In più c'è che l'associazione ha di fatto occupato uno stabile abusivamente - l'ex caserma di via Asti - che malgrado le promesse iniziali non è mai stato lasciato libero. L'occupazione è continuata e all'interno dell'ex struttura militare si sono altresì effettuati diversi incontri e dibattiti politici che non hanno mancato di scatenare le polemiche, soprattutto perchè tra i fondatori di Terra del Fuoco c'è un noto consigliere comunale di Sinistra Ecologia e Libertà.

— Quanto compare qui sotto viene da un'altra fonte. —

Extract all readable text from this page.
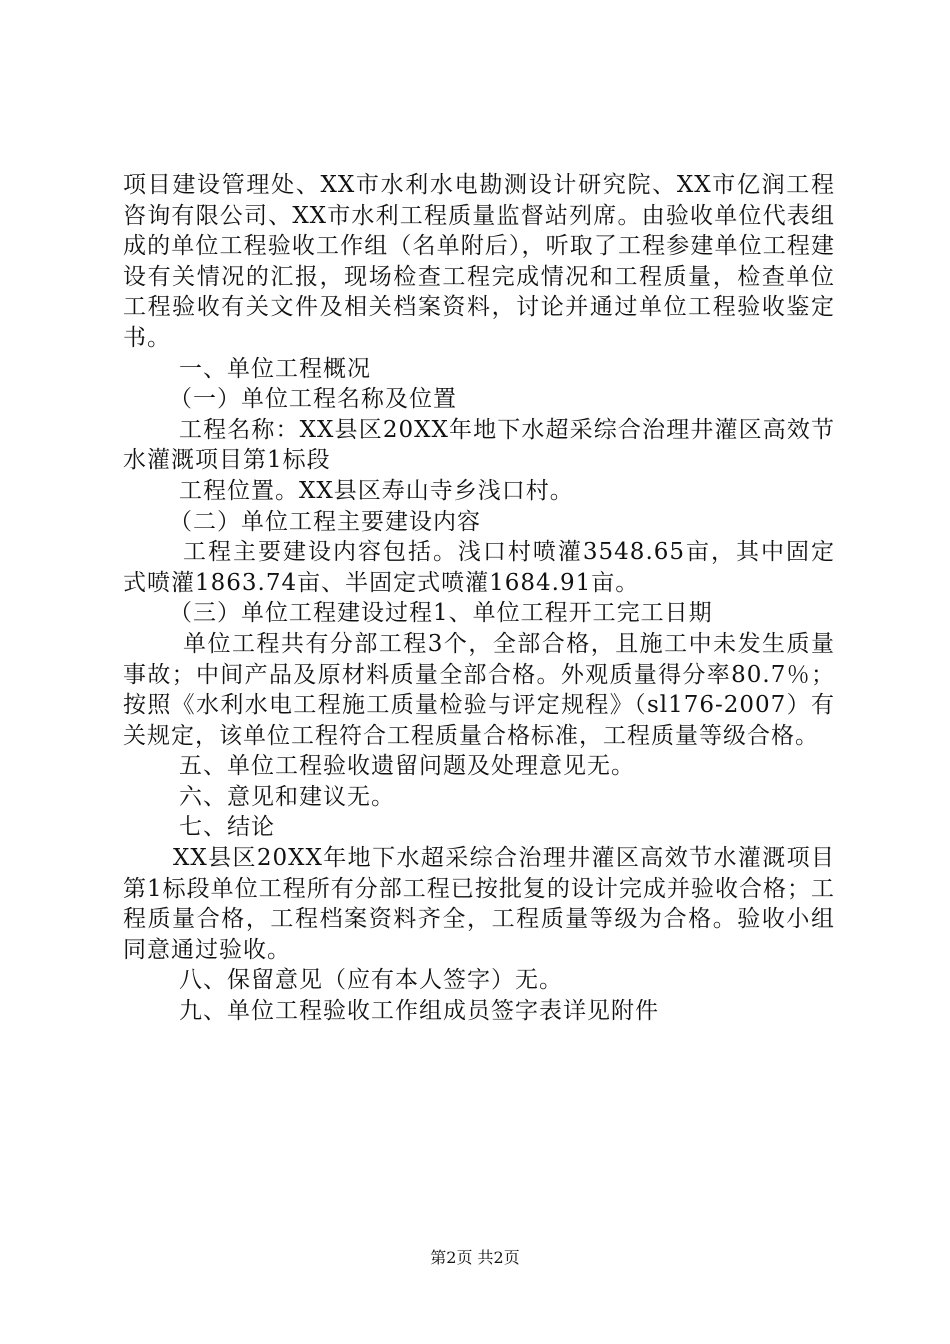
项目建设管理处、XX市水利水电勘测设计研究院、XX市亿润工程咨询有限公司、XX市水利工程质量监督站列席。由验收单位代表组成的单位工程验收工作组（名单附后），听取了工程参建单位工程建设有关情况的汇报，现场检查工程完成情况和工程质量，检查单位工程验收有关文件及相关档案资料，讨论并通过单位工程验收鉴定书。

一、单位工程概况

（一）单位工程名称及位置

工程名称：XX县区20XX年地下水超采综合治理井灌区高效节水灌溉项目第1标段

工程位置。XX县区寿山寺乡浅口村。

（二）单位工程主要建设内容

工程主要建设内容包括。浅口村喷灌3548.65亩，其中固定式喷灌1863.74亩、半固定式喷灌1684.91亩。

（三）单位工程建设过程1、单位工程开工完工日期

单位工程共有分部工程3个，全部合格，且施工中未发生质量事故；中间产品及原材料质量全部合格。外观质量得分率80.7％；按照《水利水电工程施工质量检验与评定规程》（sl176-2007）有关规定，该单位工程符合工程质量合格标准，工程质量等级合格。

五、单位工程验收遗留问题及处理意见无。

六、意见和建议无。

七、结论

XX县区20XX年地下水超采综合治理井灌区高效节水灌溉项目第1标段单位工程所有分部工程已按批复的设计完成并验收合格；工程质量合格，工程档案资料齐全，工程质量等级为合格。验收小组同意通过验收。

八、保留意见（应有本人签字）无。

九、单位工程验收工作组成员签字表详见附件

第2页 共2页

Sta di fatto che le spese per parabole e decoder ci sono e spetterà ora alla Procura, se necessario, capire se i finanziamenti siano stati erogati illecitamente oppure no. Certo è che l'occupazione va avanti e anche il Comitato di via Asti si è detto pronto a fare il possibile per garantire le minime condizioni di accoglienza anche alle famiglie rom che sono giunte all'ex caserma da qualche giorno: "Si è sempre sostenuto, fin dal primo giorno, che la caserma dovesse essere restituita alla collettività per rispondere alle esigenze della città tutta. É con questo spirito che dal 18 aprile si animano e si utilizzano i suoi spazi - affermano dal Comitato di via Asti -. Per questi motivi il comitato esprime prima di tutto piena solidarietà alle famiglie rom che in questo momento si trovano in una situazione di grave disagio abitativo. Non si può in nessun modo rimanere sordi di fronte a questa esigenza, seppur consapevoli di non poter garantire nemmeno lo standard minimo di accoglienza".